In these various conditions, the mucous membrane of the gastric compartments suffers from the deferred results of the bad feeding or want of water. Its secretory powers and anatomical structure becoming modified, it is no longer able regularly to elaborate the juices necessary for digestion, and chronic indigestion, imperfect digestion, or dyspepsia result. Similar results follow acute inflammation of the omasum, reticulum, or rumen. Integral repair becomes impossible. Anatomical injury is done, disturbance of secretion follows, and dyspepsia is a necessary consequence.

(b) Motor Dyspepsia. Finally, it would appear that general bad health, abstinence and exhausting work, may produce a form of dyspepsia, unconnected with secretory disturbance, but resulting from mechanical disturbance due to general enfeeblement and to atony of the muscular walls of the gastric compartments. The rumen ceases to perform its work of mixing the food, the reticulum also acts badly, and the abomasum receives imperfectly prepared material. The result is what might be described as motor dyspepsia, in opposition to those forms which are of chemical origin.

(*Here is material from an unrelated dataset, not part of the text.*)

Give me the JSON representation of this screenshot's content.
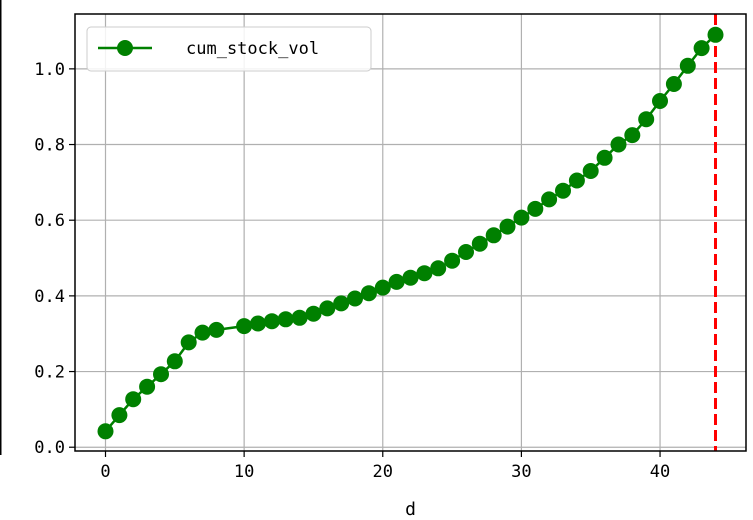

The condition may vary in degree, peristalsis being diminished (one contraction every two or three minutes instead of two per minute), or being simply intermittent and occurring only for a few hours during the day, or finally being altogether suppressed. Suppression is never absolute, but atony may be so marked that the mixing of the food is very imperfectly performed.

Symptoms. The most constant symptom present in all dyspeptic conditions is chronic tympanites, indicated by a certain degree of tension or by permanent dilatation of the rumen.

Rumination is impeded and irregular, the distended rumen loses its power of contraction, and no longer causes eructation nor passes gas into the intestine. It becomes progressively inert, whether the inertia be primary and occur suddenly, as a result of some particular condition of the sympathetic system (motor dyspepsia), or secondary and of slow development in consequence of disturbance in the gastric secretions and of abnormal organic fermentation (secretory dyspepsia).

This symptom of tympanites is always accompanied by irregularity, diminution, and frequently also by depravity of appetite.

Wasting occurs, but to a very varying degree, according to the nature of the primary condition and the method of feeding.

These general symptoms are accompanied either by constipation or by diarrhœa; and as stagnation of food leads to fermentation, which always forms products differing from those of normal digestion—toxic materials in fact—a chronic auto-intoxication results, which in its turn, if not remedied, becomes a cause of irritation, and aggravates the bad general condition.

In many cases fever is absent, except during the final complications, in animals in the last stages of wasting; but some signs always exist on which the diagnosis may be founded.

The most frequent clinical type of these dyspeptic conditions is motor dyspepsia, consisting in relative atony of the rumen without disturbance in the secretion of the gastric mucous membranes. Luckily, this is the most easily curable form, and is only marked by distension, dulness and constipation.